In the case of the pendulum we have

$$\vec{F}_g=-mg\sin{\theta}\hat{\theta}+mg\cos{\theta}\hat{r}\tag{1}$$

$$d\vec{r}=Ld\theta\hat{\theta}\tag{2}$$

Then

$$\int\vec{F_g}\cdot d\vec{r}=\int_\theta^0 (-mgL\sin{\theta}) d\theta\tag{3}$$

$$=mgL(1-\cos{\theta})\tag{4}$$

One option is to equate this to $-\Delta U = U(\theta)-U(0)$ and define $U(0)=0$. Then

$$mgL(1-\cos{\theta})=U(\theta)\tag{5}$$

On the other hand, in (3) we could have written

$$\int\vec{F_g}\cdot d\vec{r}=\int_\theta^0 (-mgL\sin{\theta}) d\theta=L\int_\theta^0 (-mg\sin{\theta})d\theta\tag{5}$$

$$=L\cdot (mg(1-\cos{\theta})\tag{6}$$

$$=LU(\theta)\tag{7}$$

Consider a different calculation

$$\int \vec{F}\cdot d\vec{r}=\int \frac{d}{d\theta} \left (-U(\theta)\right )\hat{\theta}\cdot Ld\theta \hat{\theta}$$

$$=-L\int dU$$

$$=-L\Delta U$$

It seems that the integral $\int \vec{F}\cdot d\vec{r}$ is not equal to $-\Delta U$ anymore, which at first glance seems it should be since I am integrating $\frac{d}{d\theta} (-U(\theta))$.

However, I am integrating with respect to $d\vec{r}=Ld\theta$ not $d\theta$.

 

[zenterix]

I think the mistake is thinking I can write $\vec{F}=-\frac{d}{d\theta}U(\theta)$ though I am not sure exactly why yet.

 

[kuruman]

I think the mistake is thinking I can write $\vec{F}=-\frac{d}{d\theta}U(\theta)$ though I am not sure exactly why yet.

It's dimensionally incorrect. The correct expression is $\mathbf F=-\mathbf{\nabla}U.$ You can then write the gradient in Cartesian, cylindrical etc. coordinates.

 

[zenterix]

The correct expression is F=−∇U. You can then write the gradient in Cartesian, cylindrical etc. coordinates.
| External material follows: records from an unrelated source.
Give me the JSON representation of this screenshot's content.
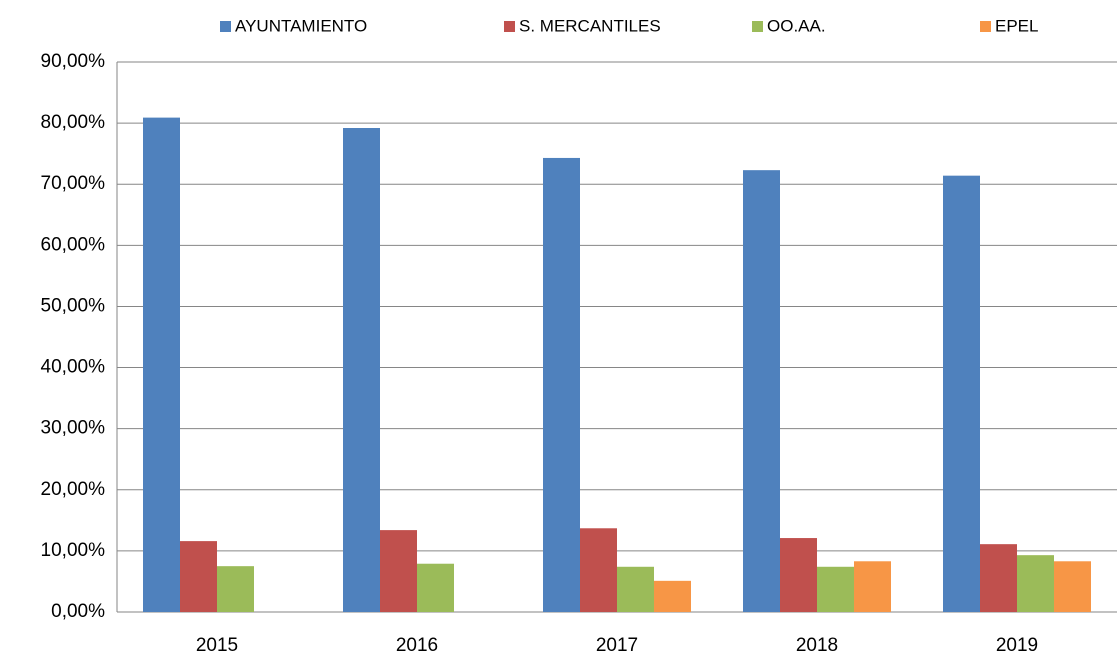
{
  "chart_data": {
    "type": "bar",
    "categories": [
      "2015",
      "2016",
      "2017",
      "2018",
      "2019"
    ],
    "series": [
      {
        "name": "AYUNTAMIENTO",
        "color": "#4f81bd",
        "values": [
          80.9,
          79.2,
          74.3,
          72.3,
          71.4
        ]
      },
      {
        "name": "S. MERCANTILES",
        "color": "#c0504d",
        "values": [
          11.6,
          13.4,
          13.7,
          12.1,
          11.1
        ]
      },
      {
        "name": "OO.AA.",
        "color": "#9bbb59",
        "values": [
          7.5,
          7.9,
          7.4,
          7.4,
          9.3
        ]
      },
      {
        "name": "EPEL",
        "color": "#f79646",
        "values": [
          null,
          null,
          5.1,
          8.3,
          8.3
        ]
      }
    ],
    "ylim": [
      0,
      90
    ],
    "yticks": [
      {
        "value": 0,
        "label": "0,00%"
      },
      {
        "value": 10,
        "label": "10,00%"
      },
      {
        "value": 20,
        "label": "20,00%"
      },
      {
        "value": 30,
        "label": "30,00%"
      },
      {
        "value": 40,
        "label": "40,00%"
      },
      {
        "value": 50,
        "label": "50,00%"
      },
      {
        "value": 60,
        "label": "60,00%"
      },
      {
        "value": 70,
        "label": "70,00%"
      },
      {
        "value": 80,
        "label": "80,00%"
      },
      {
        "value": 90,
        "label": "90,00%"
      }
    ],
    "grid": true,
    "legend": "top"
  }
}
I am aware of this but in the case of the pendulum it seems we have only one dimension, $\theta$.

At this point I think I understand what is happening.

We have $\vec{F}_T(\theta)=-mg\sin{\theta}\hat{\theta}$, the tangential component of the gravitational force. We see it is a function only of $\theta$. We know it is conservative.

If we integrate this function with respect to $\theta$ then we get the difference in a potential function. We define the (potential energy) function $U(\theta)$ to be the negative of the potential function of $\vec{F}(\theta)$.

When we want to compute the work done by $\vec{F}_T$ along the trajectory of the pendulum we need to compute

$$\int\vec{F_T}\cdot d\vec{r}$$

We are not integrating $\vec{F}_T$ with respect to $\theta$ but rather with respect to $L\theta$.

All this entails is multiplying the integral of $\vec{F}_T$ with respect to $\theta$ by the constant $L$.

Thus,

$$\int\vec{F}_T\cdot d\vec{r}=L\int\vec{F}_T\cdot d\theta\hat{\theta}=L\int F_Td\theta=L\Delta U(\theta)$$